Title:A Developed Model Based on Machine Learning Algorithms for Phishing Website Detection
Volume: 18
Issue: 2
Author(s): Hussein Abdel-Jaber, Hussein Al Bazar*Muawya Naser
Affiliation:
- Faculty of Computer Studies, Arab Open University (AOU), Riyadh, Saudi Arabia
Keywords:
Phishing websites, machine learning, phishing detection, classification metrics, classification report, cybersecurity.
Abstract:
Introduction: Users are accessing websites for many purposes, such as obtaining information
about a particular topic, buying items, accessing their accounts, etc. Cybercriminals use
phishing websites to attain the sensitive information of the users, like usernames and passwords,
credit card details, etc. Detecting phishing websites helps in protecting the information and the
money of people. Machine learning algorithms can be applied to detect phishing websites.

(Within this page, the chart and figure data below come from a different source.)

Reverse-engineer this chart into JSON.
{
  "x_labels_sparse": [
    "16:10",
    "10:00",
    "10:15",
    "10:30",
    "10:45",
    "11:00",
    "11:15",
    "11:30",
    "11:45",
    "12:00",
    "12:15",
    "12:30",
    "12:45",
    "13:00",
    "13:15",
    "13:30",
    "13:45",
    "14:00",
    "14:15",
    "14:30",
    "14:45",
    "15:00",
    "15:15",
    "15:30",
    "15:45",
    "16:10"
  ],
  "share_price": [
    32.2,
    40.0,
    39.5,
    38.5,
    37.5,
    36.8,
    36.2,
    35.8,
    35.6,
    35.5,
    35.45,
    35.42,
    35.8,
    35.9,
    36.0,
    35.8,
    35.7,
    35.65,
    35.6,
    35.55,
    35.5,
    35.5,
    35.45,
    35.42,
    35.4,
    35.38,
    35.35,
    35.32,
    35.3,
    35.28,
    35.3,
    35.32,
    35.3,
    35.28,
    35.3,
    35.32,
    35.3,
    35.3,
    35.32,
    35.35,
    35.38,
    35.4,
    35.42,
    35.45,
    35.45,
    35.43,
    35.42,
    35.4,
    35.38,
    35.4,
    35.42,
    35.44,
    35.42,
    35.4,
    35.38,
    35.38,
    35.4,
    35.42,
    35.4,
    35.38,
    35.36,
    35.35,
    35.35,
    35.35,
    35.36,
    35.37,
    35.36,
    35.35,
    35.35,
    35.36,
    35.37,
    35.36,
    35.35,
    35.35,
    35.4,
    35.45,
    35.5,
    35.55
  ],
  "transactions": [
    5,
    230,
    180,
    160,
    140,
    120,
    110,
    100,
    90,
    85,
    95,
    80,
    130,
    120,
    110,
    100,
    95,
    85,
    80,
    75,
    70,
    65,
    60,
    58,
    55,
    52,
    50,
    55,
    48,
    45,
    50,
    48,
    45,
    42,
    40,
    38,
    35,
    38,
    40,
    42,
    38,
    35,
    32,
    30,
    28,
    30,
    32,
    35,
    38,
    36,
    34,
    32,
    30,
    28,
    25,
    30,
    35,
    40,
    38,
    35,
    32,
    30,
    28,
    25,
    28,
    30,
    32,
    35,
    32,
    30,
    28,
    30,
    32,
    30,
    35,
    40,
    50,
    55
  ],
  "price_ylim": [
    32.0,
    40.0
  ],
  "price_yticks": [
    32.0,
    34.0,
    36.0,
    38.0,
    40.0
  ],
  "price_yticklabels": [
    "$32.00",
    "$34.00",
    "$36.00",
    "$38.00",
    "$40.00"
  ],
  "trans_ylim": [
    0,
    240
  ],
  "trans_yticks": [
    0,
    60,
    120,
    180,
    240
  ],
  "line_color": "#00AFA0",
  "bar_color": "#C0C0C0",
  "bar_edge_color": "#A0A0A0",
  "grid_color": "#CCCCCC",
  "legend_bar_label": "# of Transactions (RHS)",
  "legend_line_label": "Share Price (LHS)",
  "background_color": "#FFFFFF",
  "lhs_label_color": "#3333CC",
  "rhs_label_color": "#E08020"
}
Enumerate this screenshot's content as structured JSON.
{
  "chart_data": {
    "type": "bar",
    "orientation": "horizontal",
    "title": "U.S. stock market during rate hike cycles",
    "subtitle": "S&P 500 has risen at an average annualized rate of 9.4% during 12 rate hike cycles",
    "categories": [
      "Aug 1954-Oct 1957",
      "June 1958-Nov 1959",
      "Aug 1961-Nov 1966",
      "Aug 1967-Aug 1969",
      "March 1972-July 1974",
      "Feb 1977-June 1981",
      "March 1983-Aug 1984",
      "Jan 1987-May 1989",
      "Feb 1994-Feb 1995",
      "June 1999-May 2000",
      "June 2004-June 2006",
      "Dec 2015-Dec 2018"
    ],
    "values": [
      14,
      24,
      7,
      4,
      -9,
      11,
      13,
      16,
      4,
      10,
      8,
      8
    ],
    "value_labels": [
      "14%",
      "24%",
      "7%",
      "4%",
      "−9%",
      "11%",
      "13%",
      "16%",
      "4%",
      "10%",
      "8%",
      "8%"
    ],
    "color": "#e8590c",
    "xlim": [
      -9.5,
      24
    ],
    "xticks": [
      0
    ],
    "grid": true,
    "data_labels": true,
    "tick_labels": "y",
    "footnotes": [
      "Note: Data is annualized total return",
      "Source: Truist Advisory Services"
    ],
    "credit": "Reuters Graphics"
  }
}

Methods: In this paper, a model based on various machine learning algorithms is developed to
detect phishing websites. The machine learning algorithms used in this model are Decision
Tree, Random Forest, Extra Trees, K-Nearest Neighbors, Multilayer Perceptron and Support
Vector Machine. The dataset of phishing websites is taken from the Kaggle website. The algorithms
mentioned above of the developed model are compared together to identify which
algorithm has better classification results.
Results: The extra trees algorithm offers the best results for accuracy, precision, and F1-
Score. This paper also compares the developed model with a previous model that uses the
same dataset and relies upon decision tree, random forest, and support vector machine to determine
which model has better classification report results. The developed model, depending
on the Decision Tree and SVM, offers better classification results than those of the previous
models. The developed model is compared with another preceding model relying upon
Decision Tree and Random Forest algorithms to determine which model generates better results
for accuracy, precision, recall/sensitivity, and F1-Score.
Conclusion: The developed model, depending on the Decision Tree, presents better results
for accuracy, recall, and F1-Score than the results of accuracy, sensitivity, and F1-Score for
the preceding model based on the Decision Tree.